Among the remaining nominees, Lady Bird likely holds up the best, even if it was probably third place at the time. Greta Gerwig’s barbed love letter to her mother and home town of Sacramento was filled with hilarious one-liners tinged with nostalgic authenticity. The script accurately dramatizes the dichotomy of loving one’s home or family while desiring to get away. As Sister Joan (Lois Smith) beautifully expresses, “Don’t you think maybe they are the same thing? Love and attention?”
Most likely the runner-up was Martin McDonagh’s Three Billboards Outside of Ebbing, Missouri, which coincidentally has aged the worst of this lineup. Frances McDormand and Sam Rockwell won Oscars for their work in the film, in which an angry mother launches a crusade to find her missing daughter against the wishes of the racist local police. McDonagh has a gift for dialogue (see the wonderful In Bruges), but feels lost trying to examine the dynamic between the police and townsfolk of this small town in Missouri. The film, which features a nearly all-white cast, also clumsily handles race, especially as it relates to racism within law enforcement.
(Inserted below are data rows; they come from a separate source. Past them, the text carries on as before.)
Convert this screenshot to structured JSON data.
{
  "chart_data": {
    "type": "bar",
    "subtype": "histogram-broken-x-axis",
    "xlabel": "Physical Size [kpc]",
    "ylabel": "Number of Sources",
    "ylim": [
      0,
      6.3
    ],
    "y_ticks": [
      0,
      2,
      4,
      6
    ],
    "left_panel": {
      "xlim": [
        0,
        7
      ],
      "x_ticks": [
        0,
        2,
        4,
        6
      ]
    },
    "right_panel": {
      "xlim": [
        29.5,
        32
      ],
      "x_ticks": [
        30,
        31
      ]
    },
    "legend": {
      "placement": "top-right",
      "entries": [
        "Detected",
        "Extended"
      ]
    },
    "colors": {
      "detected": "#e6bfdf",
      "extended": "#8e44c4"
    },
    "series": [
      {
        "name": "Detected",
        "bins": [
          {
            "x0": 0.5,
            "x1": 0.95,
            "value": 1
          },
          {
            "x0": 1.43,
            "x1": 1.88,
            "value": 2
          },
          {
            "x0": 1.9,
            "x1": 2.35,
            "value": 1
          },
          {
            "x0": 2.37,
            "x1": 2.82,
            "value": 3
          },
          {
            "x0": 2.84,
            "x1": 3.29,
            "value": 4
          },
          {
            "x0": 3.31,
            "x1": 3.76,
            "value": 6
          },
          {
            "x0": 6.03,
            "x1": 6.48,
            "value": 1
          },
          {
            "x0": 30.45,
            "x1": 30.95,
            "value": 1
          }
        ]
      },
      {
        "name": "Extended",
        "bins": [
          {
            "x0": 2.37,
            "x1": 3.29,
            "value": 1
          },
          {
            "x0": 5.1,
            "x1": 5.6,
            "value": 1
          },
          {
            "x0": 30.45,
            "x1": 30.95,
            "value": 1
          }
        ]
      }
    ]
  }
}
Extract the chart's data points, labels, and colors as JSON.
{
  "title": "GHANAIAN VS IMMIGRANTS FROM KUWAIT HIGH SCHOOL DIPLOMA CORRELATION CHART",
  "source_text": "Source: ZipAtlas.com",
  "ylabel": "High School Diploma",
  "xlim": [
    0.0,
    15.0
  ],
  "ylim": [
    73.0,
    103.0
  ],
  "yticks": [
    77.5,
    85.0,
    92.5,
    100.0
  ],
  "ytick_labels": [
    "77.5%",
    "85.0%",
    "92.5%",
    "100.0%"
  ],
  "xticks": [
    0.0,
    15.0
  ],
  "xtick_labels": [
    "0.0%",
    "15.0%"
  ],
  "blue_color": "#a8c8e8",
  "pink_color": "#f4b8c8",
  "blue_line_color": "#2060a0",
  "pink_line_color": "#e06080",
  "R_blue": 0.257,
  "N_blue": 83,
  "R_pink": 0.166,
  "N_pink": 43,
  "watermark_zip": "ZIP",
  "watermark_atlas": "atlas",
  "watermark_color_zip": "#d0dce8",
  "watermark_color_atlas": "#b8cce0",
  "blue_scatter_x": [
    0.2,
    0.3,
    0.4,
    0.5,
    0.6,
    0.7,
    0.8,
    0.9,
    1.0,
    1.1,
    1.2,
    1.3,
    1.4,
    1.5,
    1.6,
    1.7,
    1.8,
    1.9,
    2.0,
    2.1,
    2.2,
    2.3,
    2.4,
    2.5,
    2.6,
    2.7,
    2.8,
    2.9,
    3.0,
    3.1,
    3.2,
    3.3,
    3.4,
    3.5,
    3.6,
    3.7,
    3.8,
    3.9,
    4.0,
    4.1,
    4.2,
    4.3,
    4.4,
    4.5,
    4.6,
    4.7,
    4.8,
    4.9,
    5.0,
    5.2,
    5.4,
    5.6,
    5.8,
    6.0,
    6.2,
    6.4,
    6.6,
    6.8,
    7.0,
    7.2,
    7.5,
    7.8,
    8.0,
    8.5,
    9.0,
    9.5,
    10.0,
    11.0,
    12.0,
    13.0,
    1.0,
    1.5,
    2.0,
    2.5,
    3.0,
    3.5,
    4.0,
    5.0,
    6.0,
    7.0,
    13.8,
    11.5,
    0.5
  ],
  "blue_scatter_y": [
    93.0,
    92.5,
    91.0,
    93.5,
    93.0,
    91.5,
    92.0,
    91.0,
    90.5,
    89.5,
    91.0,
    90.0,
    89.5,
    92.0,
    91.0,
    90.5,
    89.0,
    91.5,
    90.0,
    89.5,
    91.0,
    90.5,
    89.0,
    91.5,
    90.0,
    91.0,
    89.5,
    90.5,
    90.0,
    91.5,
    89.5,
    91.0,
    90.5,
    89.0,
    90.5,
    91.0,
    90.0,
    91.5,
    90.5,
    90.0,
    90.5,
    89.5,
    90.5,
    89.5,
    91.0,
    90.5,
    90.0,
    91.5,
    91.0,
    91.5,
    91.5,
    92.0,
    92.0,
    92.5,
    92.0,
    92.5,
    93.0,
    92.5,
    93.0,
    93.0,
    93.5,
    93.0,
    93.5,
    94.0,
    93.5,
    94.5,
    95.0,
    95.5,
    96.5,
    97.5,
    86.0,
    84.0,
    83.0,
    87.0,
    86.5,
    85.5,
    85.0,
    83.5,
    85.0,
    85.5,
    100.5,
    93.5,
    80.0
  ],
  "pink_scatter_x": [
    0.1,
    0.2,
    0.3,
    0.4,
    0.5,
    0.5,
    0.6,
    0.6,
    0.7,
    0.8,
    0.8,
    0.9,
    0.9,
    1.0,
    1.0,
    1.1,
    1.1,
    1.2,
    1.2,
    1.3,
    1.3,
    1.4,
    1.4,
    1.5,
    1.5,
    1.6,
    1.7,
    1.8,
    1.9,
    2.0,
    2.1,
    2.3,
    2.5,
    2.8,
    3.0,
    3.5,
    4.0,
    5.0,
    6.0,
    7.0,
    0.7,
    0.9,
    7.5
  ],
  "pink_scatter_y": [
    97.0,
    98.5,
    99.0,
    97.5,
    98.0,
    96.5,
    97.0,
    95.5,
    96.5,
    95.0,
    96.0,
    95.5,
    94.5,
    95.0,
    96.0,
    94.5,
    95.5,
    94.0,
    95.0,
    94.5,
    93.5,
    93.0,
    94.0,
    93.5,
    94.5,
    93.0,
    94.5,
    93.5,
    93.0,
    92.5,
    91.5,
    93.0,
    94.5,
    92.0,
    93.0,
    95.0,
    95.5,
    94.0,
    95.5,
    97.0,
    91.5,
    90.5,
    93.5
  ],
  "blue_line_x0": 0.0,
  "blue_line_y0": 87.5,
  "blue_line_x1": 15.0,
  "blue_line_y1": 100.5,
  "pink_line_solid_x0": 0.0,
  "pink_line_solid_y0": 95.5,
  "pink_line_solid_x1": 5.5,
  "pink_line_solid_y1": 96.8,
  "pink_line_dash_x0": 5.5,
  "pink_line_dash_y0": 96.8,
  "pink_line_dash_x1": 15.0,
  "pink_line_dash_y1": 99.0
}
The Shape of Water may have won Best Picture, but it was likely in fourth place at the time. Guillermo Del Toro’s love story between a mute janitor and fish man was heralded for its acting and beautiful craft elements. The story, which borrows from many a fairy tale, is very sweet, but was not the main element singled out by fans. Del Toro and Vanessa Taylor’s script does a great job creating memorable characters, though it may have added one or two too many subplots.
While The Big Sick was likely in last place for Oscar voting, it certainly belongs in third or fourth place in this lineup. It more than holds its own in a category filled with Best Picture heavy hitters.
Romantic comedies often fall into the “Lone Screenplay” category and we will likely talk about more of them as the series goes on. It’s heartening to see The Big Sick make a play for Best Picture glory, as it had all the makings of a “little engine that could” Sundance hit. Among the Best Picture nominees, it would’ve been a more interesting choice than some of the more Academy-friendly options like Dunkirk, Darkest Hour or The Post (though all are good movies). Still, it is great that we still get to call this an Oscar nominated film. Most of all, the movie catapulted Kumail Nanjiani to a new level of acclaim and cemented Nanjiani and Gordon as a writing duo to be reckoned with.